The Off-Broadway Theatre Review: Vineyard Theatre’s Sandra
By Ross
Vanishing from life, that seems to be the thread that tries desperately to hold Sandra, a new one-woman theatrical piece at the usually more compelling Vineyard Theatre in Union Square, NYC, together. The idea is supposed to be spellbinding, as the woman at the center of this mystery begins to unwind her story in oppressive detail. She talks most desperately about her best friend, Ethan, a gay man, who has disappeared into the thin Puerto Vallarta air while vacationing and celebrating his 31st birthday in the beach town. It sounds like the beginnings of a good thriller, one that could draw us in as she dives headstrong into the dangerous currents of the Mexican resort town, trying to find the friend that seems, at first, to be the cornerstone of her existence.
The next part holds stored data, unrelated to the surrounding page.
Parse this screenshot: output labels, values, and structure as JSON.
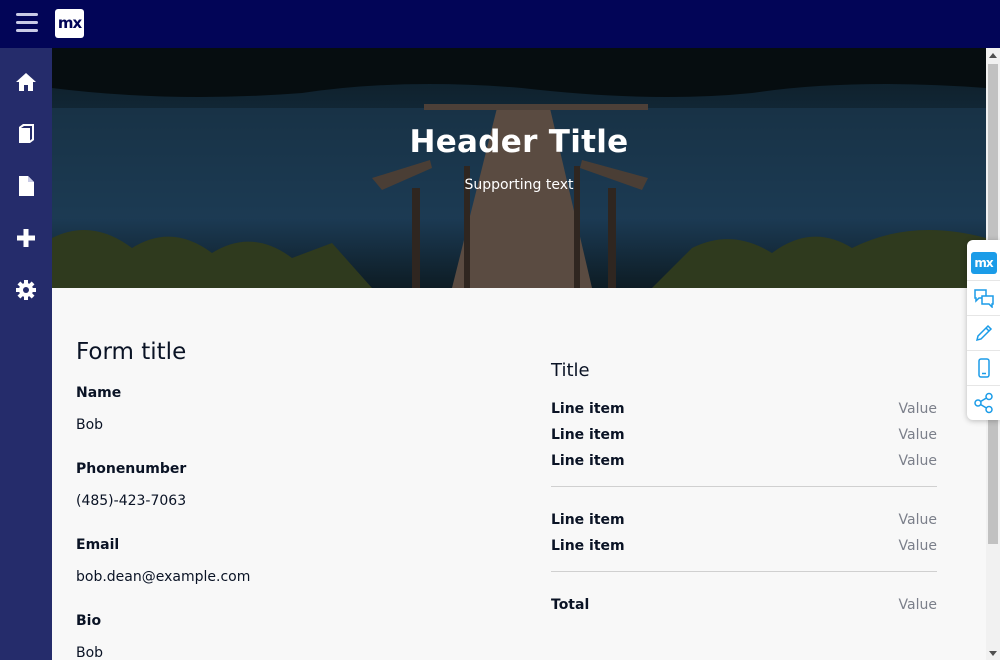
{
  "app": {
    "logo_text": "mx",
    "accent": "#020557",
    "sidebar_color": "#252c6b"
  },
  "header": {
    "title": "Header Title",
    "subtitle": "Supporting text"
  },
  "sidebar": {
    "items": [
      {
        "icon": "home-icon"
      },
      {
        "icon": "book-icon"
      },
      {
        "icon": "document-icon"
      },
      {
        "icon": "plus-icon"
      },
      {
        "icon": "gear-icon"
      }
    ]
  },
  "form": {
    "title": "Form title",
    "fields": [
      {
        "label": "Name",
        "value": "Bob"
      },
      {
        "label": "Phonenumber",
        "value": "(485)-423-7063"
      },
      {
        "label": "Email",
        "value": "bob.dean@example.com"
      },
      {
        "label": "Bio",
        "value": "Bob"
      }
    ]
  },
  "summary": {
    "title": "Title",
    "group1": [
      {
        "label": "Line item",
        "value": "Value"
      },
      {
        "label": "Line item",
        "value": "Value"
      },
      {
        "label": "Line item",
        "value": "Value"
      }
    ],
    "group2": [
      {
        "label": "Line item",
        "value": "Value"
      },
      {
        "label": "Line item",
        "value": "Value"
      }
    ],
    "total": {
      "label": "Total",
      "value": "Value"
    }
  },
  "floating_panel": {
    "logo_text": "mx",
    "items": [
      "mendix-logo-icon",
      "chat-icon",
      "pencil-icon",
      "mobile-icon",
      "share-icon"
    ]
  }
}
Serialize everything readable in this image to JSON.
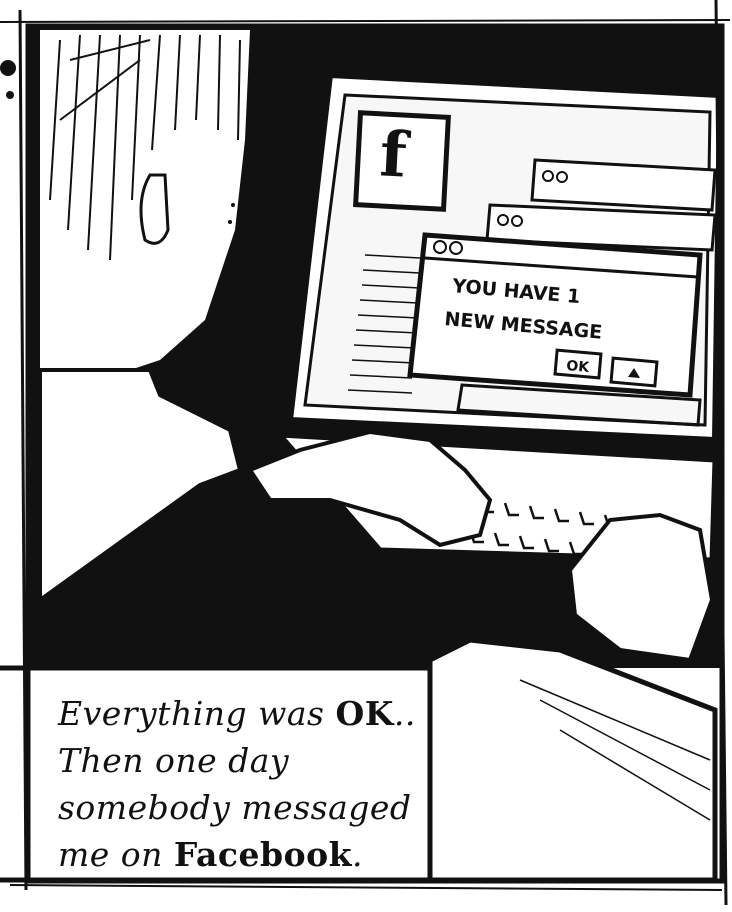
{
  "popup": {
    "line1": "YOU HAVE 1",
    "line2": "NEW MESSAGE",
    "ok_label": "OK",
    "second_button_icon": "arrow-up-icon"
  },
  "logo": {
    "letter": "f",
    "icon": "facebook-logo-icon"
  },
  "caption": {
    "line1_prefix": "Everything was ",
    "line1_ok": "OK",
    "line1_suffix": "..",
    "line2": "Then one day",
    "line3": "somebody messaged",
    "line4_prefix": "me on ",
    "line4_brand": "Facebook",
    "line4_suffix": "."
  },
  "colors": {
    "ink": "#111111",
    "paper": "#ffffff",
    "screen": "#f7f7f7"
  }
}
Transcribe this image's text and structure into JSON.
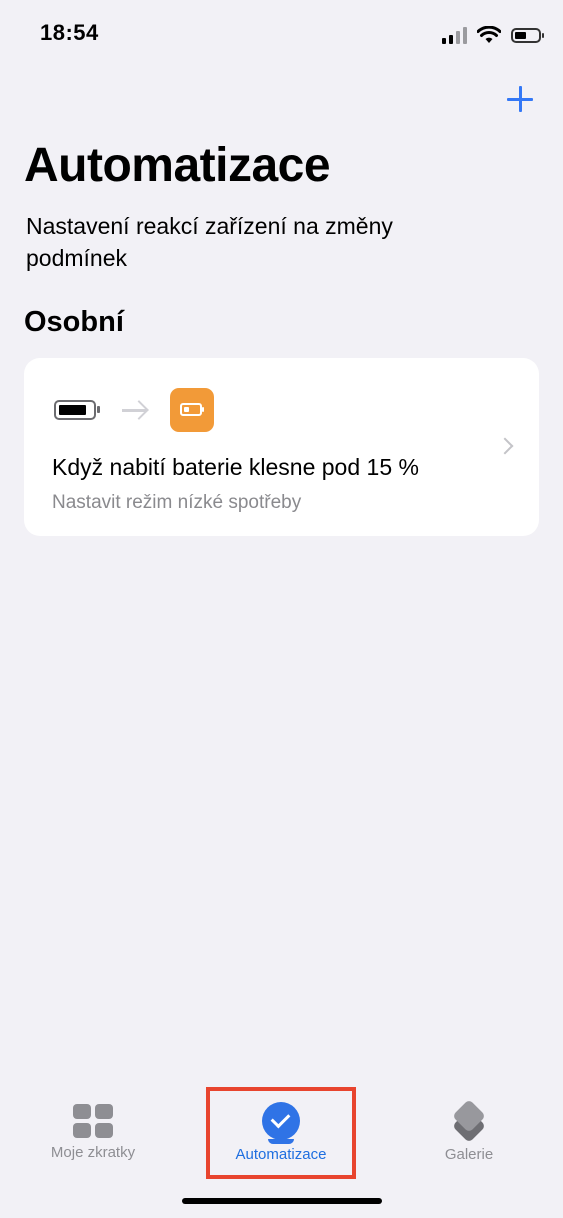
{
  "status_bar": {
    "time": "18:54"
  },
  "header": {
    "title": "Automatizace",
    "subtitle": "Nastavení reakcí zařízení na změny podmínek"
  },
  "sections": [
    {
      "title": "Osobní",
      "automations": [
        {
          "title": "Když nabití baterie klesne pod 15 %",
          "subtitle": "Nastavit režim nízké spotřeby",
          "trigger_icon": "battery-icon",
          "action_icon": "low-power-battery-icon",
          "action_color": "#f29a38"
        }
      ]
    }
  ],
  "tab_bar": {
    "tabs": [
      {
        "label": "Moje zkratky",
        "icon": "grid-icon",
        "active": false
      },
      {
        "label": "Automatizace",
        "icon": "automation-clock-icon",
        "active": true
      },
      {
        "label": "Galerie",
        "icon": "layers-icon",
        "active": false
      }
    ]
  },
  "colors": {
    "accent": "#3478f6",
    "background": "#f2f1f6",
    "highlight": "#e8442e"
  }
}
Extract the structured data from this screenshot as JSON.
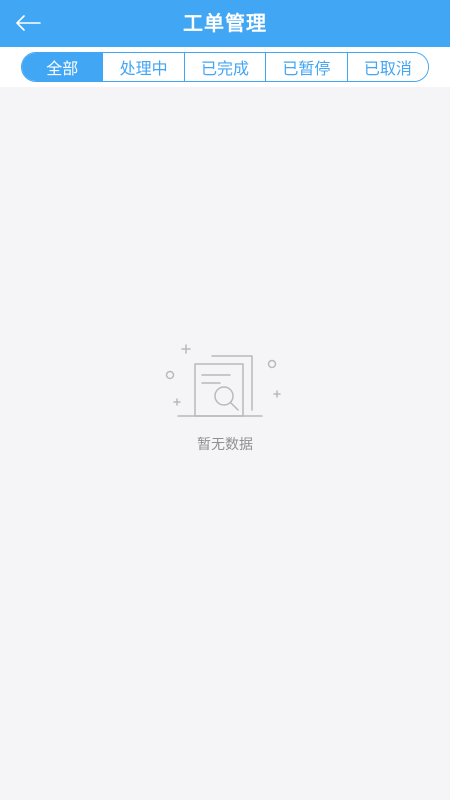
{
  "header": {
    "title": "工单管理",
    "back_icon": "back-arrow-icon"
  },
  "tabs": [
    {
      "label": "全部",
      "active": true
    },
    {
      "label": "处理中",
      "active": false
    },
    {
      "label": "已完成",
      "active": false
    },
    {
      "label": "已暂停",
      "active": false
    },
    {
      "label": "已取消",
      "active": false
    }
  ],
  "empty_state": {
    "icon": "no-data-document-search-icon",
    "text": "暂无数据"
  },
  "colors": {
    "primary": "#41a6f4",
    "background": "#f5f5f7",
    "muted_text": "#8f8f94"
  }
}
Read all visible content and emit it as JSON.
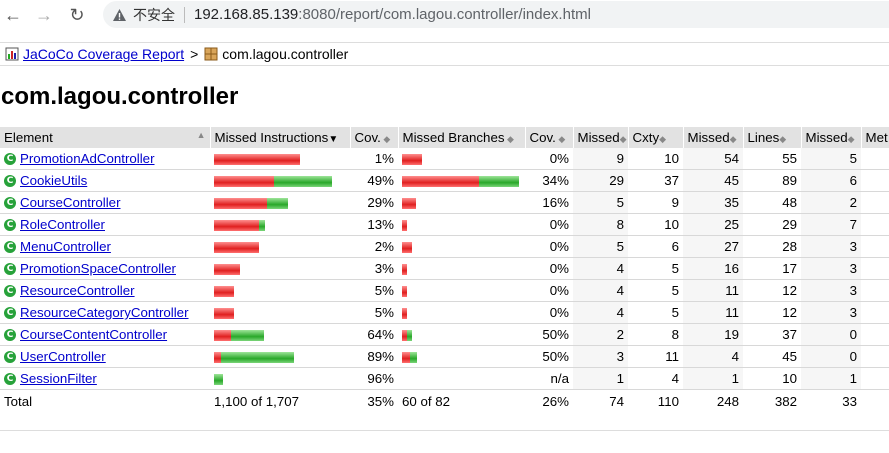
{
  "browser": {
    "insecure_label": "不安全",
    "url_host": "192.168.85.139",
    "url_rest": ":8080/report/com.lagou.controller/index.html"
  },
  "breadcrumb": {
    "root": "JaCoCo Coverage Report",
    "separator": ">",
    "current": "com.lagou.controller"
  },
  "page_title": "com.lagou.controller",
  "table": {
    "headers": [
      "Element",
      "Missed Instructions",
      "Cov.",
      "Missed Branches",
      "Cov.",
      "Missed",
      "Cxty",
      "Missed",
      "Lines",
      "Missed",
      "Met"
    ],
    "rows": [
      {
        "name": "PromotionAdController",
        "ins_missed_frac": 1.0,
        "ins_cov_frac": 0.0,
        "ins_cov": "1%",
        "br_missed_frac": 0.17,
        "br_cov_frac": 0.0,
        "br_cov": "0%",
        "cx_missed": "9",
        "cxty": "10",
        "ln_missed": "54",
        "lines": "55",
        "mt_missed": "5"
      },
      {
        "name": "CookieUtils",
        "ins_missed_frac": 0.7,
        "ins_cov_frac": 0.68,
        "ins_cov": "49%",
        "br_missed_frac": 0.65,
        "br_cov_frac": 0.34,
        "br_cov": "34%",
        "cx_missed": "29",
        "cxty": "37",
        "ln_missed": "45",
        "lines": "89",
        "mt_missed": "6"
      },
      {
        "name": "CourseController",
        "ins_missed_frac": 0.62,
        "ins_cov_frac": 0.25,
        "ins_cov": "29%",
        "br_missed_frac": 0.12,
        "br_cov_frac": 0.0,
        "br_cov": "16%",
        "cx_missed": "5",
        "cxty": "9",
        "ln_missed": "35",
        "lines": "48",
        "mt_missed": "2"
      },
      {
        "name": "RoleController",
        "ins_missed_frac": 0.52,
        "ins_cov_frac": 0.07,
        "ins_cov": "13%",
        "br_missed_frac": 0.04,
        "br_cov_frac": 0.0,
        "br_cov": "0%",
        "cx_missed": "8",
        "cxty": "10",
        "ln_missed": "25",
        "lines": "29",
        "mt_missed": "7"
      },
      {
        "name": "MenuController",
        "ins_missed_frac": 0.52,
        "ins_cov_frac": 0.0,
        "ins_cov": "2%",
        "br_missed_frac": 0.08,
        "br_cov_frac": 0.0,
        "br_cov": "0%",
        "cx_missed": "5",
        "cxty": "6",
        "ln_missed": "27",
        "lines": "28",
        "mt_missed": "3"
      },
      {
        "name": "PromotionSpaceController",
        "ins_missed_frac": 0.3,
        "ins_cov_frac": 0.0,
        "ins_cov": "3%",
        "br_missed_frac": 0.04,
        "br_cov_frac": 0.0,
        "br_cov": "0%",
        "cx_missed": "4",
        "cxty": "5",
        "ln_missed": "16",
        "lines": "17",
        "mt_missed": "3"
      },
      {
        "name": "ResourceController",
        "ins_missed_frac": 0.23,
        "ins_cov_frac": 0.0,
        "ins_cov": "5%",
        "br_missed_frac": 0.04,
        "br_cov_frac": 0.0,
        "br_cov": "0%",
        "cx_missed": "4",
        "cxty": "5",
        "ln_missed": "11",
        "lines": "12",
        "mt_missed": "3"
      },
      {
        "name": "ResourceCategoryController",
        "ins_missed_frac": 0.23,
        "ins_cov_frac": 0.0,
        "ins_cov": "5%",
        "br_missed_frac": 0.04,
        "br_cov_frac": 0.0,
        "br_cov": "0%",
        "cx_missed": "4",
        "cxty": "5",
        "ln_missed": "11",
        "lines": "12",
        "mt_missed": "3"
      },
      {
        "name": "CourseContentController",
        "ins_missed_frac": 0.2,
        "ins_cov_frac": 0.38,
        "ins_cov": "64%",
        "br_missed_frac": 0.04,
        "br_cov_frac": 0.04,
        "br_cov": "50%",
        "cx_missed": "2",
        "cxty": "8",
        "ln_missed": "19",
        "lines": "37",
        "mt_missed": "0"
      },
      {
        "name": "UserController",
        "ins_missed_frac": 0.08,
        "ins_cov_frac": 0.85,
        "ins_cov": "89%",
        "br_missed_frac": 0.07,
        "br_cov_frac": 0.06,
        "br_cov": "50%",
        "cx_missed": "3",
        "cxty": "11",
        "ln_missed": "4",
        "lines": "45",
        "mt_missed": "0"
      },
      {
        "name": "SessionFilter",
        "ins_missed_frac": 0.0,
        "ins_cov_frac": 0.1,
        "ins_cov": "96%",
        "br_missed_frac": 0.0,
        "br_cov_frac": 0.0,
        "br_cov": "n/a",
        "cx_missed": "1",
        "cxty": "4",
        "ln_missed": "1",
        "lines": "10",
        "mt_missed": "1"
      }
    ],
    "total": {
      "label": "Total",
      "ins": "1,100 of 1,707",
      "ins_cov": "35%",
      "br": "60 of 82",
      "br_cov": "26%",
      "cx_missed": "74",
      "cxty": "110",
      "ln_missed": "248",
      "lines": "382",
      "mt_missed": "33"
    }
  }
}
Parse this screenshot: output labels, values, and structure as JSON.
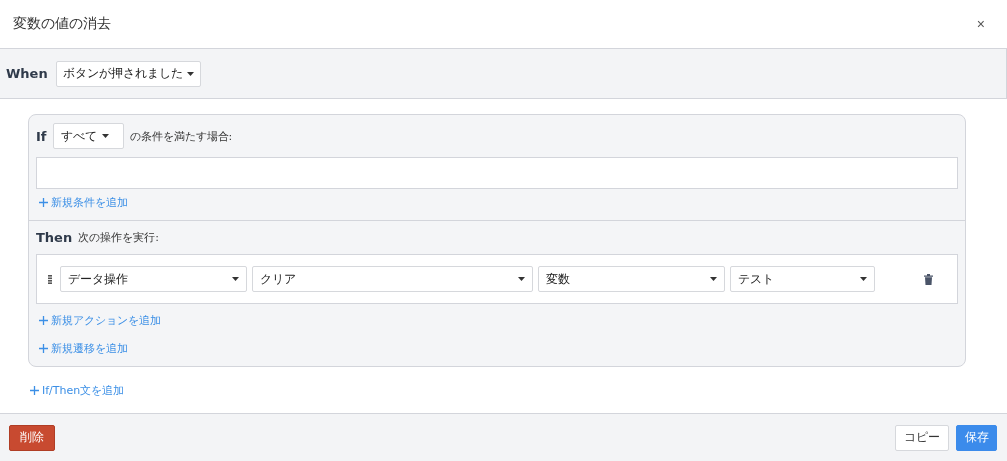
{
  "dialog": {
    "title": "変数の値の消去",
    "close": "×"
  },
  "when": {
    "label": "When",
    "trigger": "ボタンが押されました"
  },
  "rule": {
    "if_label": "If",
    "match": "すべて",
    "match_suffix": "の条件を満たす場合:",
    "add_condition": "新規条件を追加",
    "then_label": "Then",
    "then_suffix": "次の操作を実行:",
    "actions": [
      {
        "selects": [
          "データ操作",
          "クリア",
          "変数",
          "テスト"
        ]
      }
    ],
    "add_action": "新規アクションを追加",
    "add_transition": "新規遷移を追加"
  },
  "add_rule": "If/Then文を追加",
  "footer": {
    "delete": "削除",
    "copy": "コピー",
    "save": "保存"
  }
}
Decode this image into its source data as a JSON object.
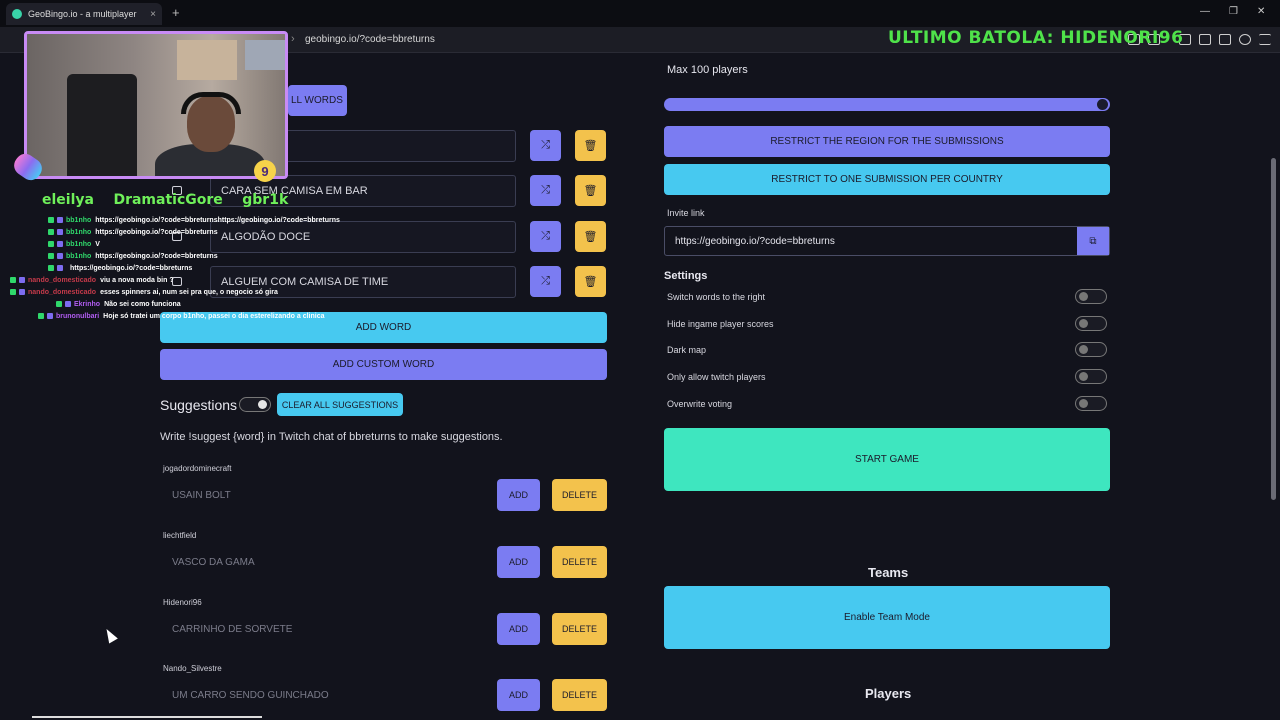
{
  "browser": {
    "tab_title": "GeoBingo.io - a multiplayer",
    "tab_close": "×",
    "new_tab": "+",
    "url": "geobingo.io/?code=bbreturns",
    "url_sep": "›",
    "min": "—",
    "max": "❐",
    "close": "✕"
  },
  "overlay": {
    "title": "ULTIMO BATOLA: HIDENORI96",
    "badge": "9",
    "subs": "eleilya    DramaticGore    gbr1k",
    "chat": [
      {
        "name": "bb1nho",
        "name_color": "#2fd86b",
        "msg": "https://geobingo.io/?code=bbreturnshttps://geobingo.io/?code=bbreturns"
      },
      {
        "name": "bb1nho",
        "name_color": "#2fd86b",
        "msg": "https://geobingo.io/?code=bbreturns"
      },
      {
        "name": "bb1nho",
        "name_color": "#2fd86b",
        "msg": "V"
      },
      {
        "name": "bb1nho",
        "name_color": "#2fd86b",
        "msg": "https://geobingo.io/?code=bbreturns"
      },
      {
        "name": "",
        "name_color": "#2a4bd7",
        "msg": "https://geobingo.io/?code=bbreturns"
      },
      {
        "name": "nando_domesticado",
        "name_color": "#c43a4a",
        "msg": "viu a nova moda bin ?"
      },
      {
        "name": "nando_domesticado",
        "name_color": "#c43a4a",
        "msg": "esses spinners ai, num sei pra que, o negocio só gira"
      },
      {
        "name": "Ekrinho",
        "name_color": "#b05cf0",
        "msg": "Não sei como funciona"
      },
      {
        "name": "brunonulbari",
        "name_color": "#b05cf0",
        "msg": "Hoje só tratei um corpo b1nho, passei o dia esterelizando a clinica"
      }
    ]
  },
  "words": {
    "clear_label": "CLEAR ALL WORDS",
    "clear_visible": "LL WORDS",
    "items": [
      {
        "text": ""
      },
      {
        "text": "CARA SEM CAMISA EM BAR"
      },
      {
        "text": "ALGODÃO DOCE"
      },
      {
        "text": "ALGUEM COM CAMISA DE TIME"
      }
    ],
    "shuffle_icon": "⤮",
    "delete_icon": "🗑",
    "add_word": "ADD WORD",
    "add_custom": "ADD CUSTOM WORD"
  },
  "suggestions": {
    "title": "Suggestions",
    "toggle_on": true,
    "clear_all": "CLEAR ALL SUGGESTIONS",
    "hint": "Write !suggest {word} in Twitch chat of bbreturns to make suggestions.",
    "add_label": "ADD",
    "delete_label": "DELETE",
    "items": [
      {
        "user": "jogadordominecraft",
        "word": "USAIN BOLT"
      },
      {
        "user": "liechtfield",
        "word": "VASCO DA GAMA"
      },
      {
        "user": "Hidenori96",
        "word": "CARRINHO DE SORVETE"
      },
      {
        "user": "Nando_Silvestre",
        "word": "UM CARRO SENDO GUINCHADO"
      }
    ]
  },
  "lobby": {
    "max_players": "Max 100 players",
    "slider_value": 100,
    "restrict_region": "RESTRICT THE REGION FOR THE SUBMISSIONS",
    "restrict_one": "RESTRICT TO ONE SUBMISSION PER COUNTRY",
    "invite_label": "Invite link",
    "invite_url": "https://geobingo.io/?code=bbreturns",
    "copy_icon": "⧉",
    "settings_title": "Settings",
    "settings": [
      {
        "label": "Switch words to the right",
        "on": false
      },
      {
        "label": "Hide ingame player scores",
        "on": false
      },
      {
        "label": "Dark map",
        "on": false
      },
      {
        "label": "Only allow twitch players",
        "on": false
      },
      {
        "label": "Overwrite voting",
        "on": false
      }
    ],
    "start_game": "START GAME",
    "teams_title": "Teams",
    "enable_teams": "Enable Team Mode",
    "players_title": "Players"
  },
  "colors": {
    "purple": "#7b7cf2",
    "cyan": "#47c9f0",
    "yellow": "#f3c24c",
    "green": "#3ee6bf",
    "overlay_green": "#4fe24a"
  }
}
But as the journey flies forward, Sandra, played well by Marjan Neshat (ATC’s English), seems to get sidetracked by her own desires. She flies back and forth, with an increasing urgency, so she tells us, to see if she can locate her friend. She enlists a friendly gay man named Beauford, quite casually, but eventually, the trips spiral off into something quite different. They become more about the sensual stranger named Luca and the seductive affair she has with him that pulls her hard into his troubled orbit.
It all has the feeling of pulp fiction, and as written by David Cale, the telling of the tale loses its way, much like the teller. “We are in an imaginary movie right now,” she tells us, going through the story like a news reporter surveying the timeline. It’s straightforward, unlike Cale’s miraculously better Harry Clarke that also took over the stage at Vineyard. But this one-person show is less like a dream or an adventure. It flails about, as we watch her get sidetracked, seduced and taken on a dangerous ride, all the while sitting comfortably in that chair that makes up the out-of-place set by Rachel Hauck (Broadway’s Hadestown; How I Learned to Drive), with lighting by Thom Weaver (RT’s Kingdom Come), costume design by Linda Cho (Broadway’s Anastasia), and sound design by Kathy Ruvuna (Rattlestick’s Ni Mi Madre).
She looks so comfortable, sitting in that room, yet we are supposed to be pulled in by this country-hopping tale of mystery and possible murder. Neshat works hard to find drama in the sequence of events laid out, but the play, like the main character, gets distracted by herself, her world, and a sexual awakening that engulfs her very presence, altering the mysterious view into something quiet different with very little nuance. The focal point keeps shifting, and as directed by Leigh Silverman (2ST’s Grand Horizons), too many unanswered questions are presented, and too many side roads are taken. What kind of story are we in fact listening to? An emotional psychological disappearing act? An erotic thriller? A murder mystery? But the answers remain elusive, much like the story’s point, as we make our way towards an ending that seems, or hopes, to sum up the whole with a symbolically simple construct. “I feel like disappearing from my life,” is the line that is supposed to resonate from beginning to end. It’s a too-tidy ending for such a messy unfocused tale, one that never fully embraces the idea presented. The final druggy confrontation packs an emotional punch, but not enough to keep us caring about Sandra, and everything else that happens after that one truly memorable moment.